I’ve been noticing recently the number of German advertisers who use “Sicherheit” (= safety; certainty) in their marcoms (marketing communications). I wonder if this is a cultural influence, relating to what Hofstede would call “uncertainty avoidance”.
One: posters for a new indoor adventure park called Sensapolis. I’ve not been to the place (apparently it costs a small fortune to get in, and kids have to be accompanied by adults who have nothing to do but stand around), but it sounds like the sort of place kids have been waiting for to work off excess energy.
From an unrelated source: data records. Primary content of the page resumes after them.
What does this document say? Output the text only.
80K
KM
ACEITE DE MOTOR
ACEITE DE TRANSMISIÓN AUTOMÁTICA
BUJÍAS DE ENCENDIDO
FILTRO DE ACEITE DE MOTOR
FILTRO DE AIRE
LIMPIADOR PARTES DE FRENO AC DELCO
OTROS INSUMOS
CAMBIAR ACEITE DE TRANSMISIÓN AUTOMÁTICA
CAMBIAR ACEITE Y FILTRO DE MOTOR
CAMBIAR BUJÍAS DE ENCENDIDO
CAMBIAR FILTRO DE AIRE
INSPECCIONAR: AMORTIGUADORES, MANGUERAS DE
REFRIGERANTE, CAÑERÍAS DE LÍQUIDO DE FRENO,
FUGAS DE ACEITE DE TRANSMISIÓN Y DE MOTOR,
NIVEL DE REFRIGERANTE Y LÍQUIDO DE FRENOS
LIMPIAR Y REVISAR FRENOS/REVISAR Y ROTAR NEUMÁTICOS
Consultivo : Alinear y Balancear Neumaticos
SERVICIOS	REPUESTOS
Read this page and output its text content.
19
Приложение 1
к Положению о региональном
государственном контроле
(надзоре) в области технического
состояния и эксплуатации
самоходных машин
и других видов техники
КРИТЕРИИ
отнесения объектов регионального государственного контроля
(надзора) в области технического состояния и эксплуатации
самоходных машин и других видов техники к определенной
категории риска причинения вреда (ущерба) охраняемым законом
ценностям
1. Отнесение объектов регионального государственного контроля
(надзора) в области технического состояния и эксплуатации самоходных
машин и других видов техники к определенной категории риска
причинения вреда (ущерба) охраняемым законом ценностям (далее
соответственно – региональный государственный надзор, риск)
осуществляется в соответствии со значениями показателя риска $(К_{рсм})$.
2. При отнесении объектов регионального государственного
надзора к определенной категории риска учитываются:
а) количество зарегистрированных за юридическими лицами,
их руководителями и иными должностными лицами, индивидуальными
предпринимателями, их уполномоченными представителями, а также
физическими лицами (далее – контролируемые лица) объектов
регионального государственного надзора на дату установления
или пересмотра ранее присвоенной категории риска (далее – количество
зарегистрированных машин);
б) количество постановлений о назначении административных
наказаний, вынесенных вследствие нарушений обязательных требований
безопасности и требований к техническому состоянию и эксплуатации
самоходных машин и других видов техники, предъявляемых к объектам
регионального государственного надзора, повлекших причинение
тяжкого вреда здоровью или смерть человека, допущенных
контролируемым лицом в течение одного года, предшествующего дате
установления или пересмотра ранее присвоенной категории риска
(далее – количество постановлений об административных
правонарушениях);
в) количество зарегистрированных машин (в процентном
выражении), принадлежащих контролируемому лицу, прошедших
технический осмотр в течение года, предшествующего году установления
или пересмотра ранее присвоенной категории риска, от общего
Now if I were advertising this place I’d go for the blend of educational value and entertainment (edutainment). Or perhaps the way it appeals to a child’s imagination, or even the five senses.
But no, the advertisers went for a mixture of myth and … safety. Or at least that’s what I see in these posters. I’ve been told these ads are supposed to say “Our rides are approved by pixies and fairies”. But to me it looks like it was checked out by the technical inspectorate. How predictable for the country that invented DIN norms.
And sadly the park had some major safety problems not long after opening.
Second example: grape tomatoes. Kids love the new generation of small tomatoes. The handy format, the sweet taste. Much less messy. A small, sweet and succulent bundle of fresh vitamins in bite-size format. But how does Aldi market its tasty little tomatoes? By opening with…safety.
Or do they mean certainty, as in you can be “sure” they’re good? Is this an overlap between a sure bet (=Sicherheit) and a safe eat (=Sicherheit).
Hmm. For once, I’ll give the advertisers the benefit of the doubt, though it doesn’t ring right to me.
But if I see “Sicherheit” in advertising again, I’ll start getting worried about German advertisers! Not every safe bet is a certain winner.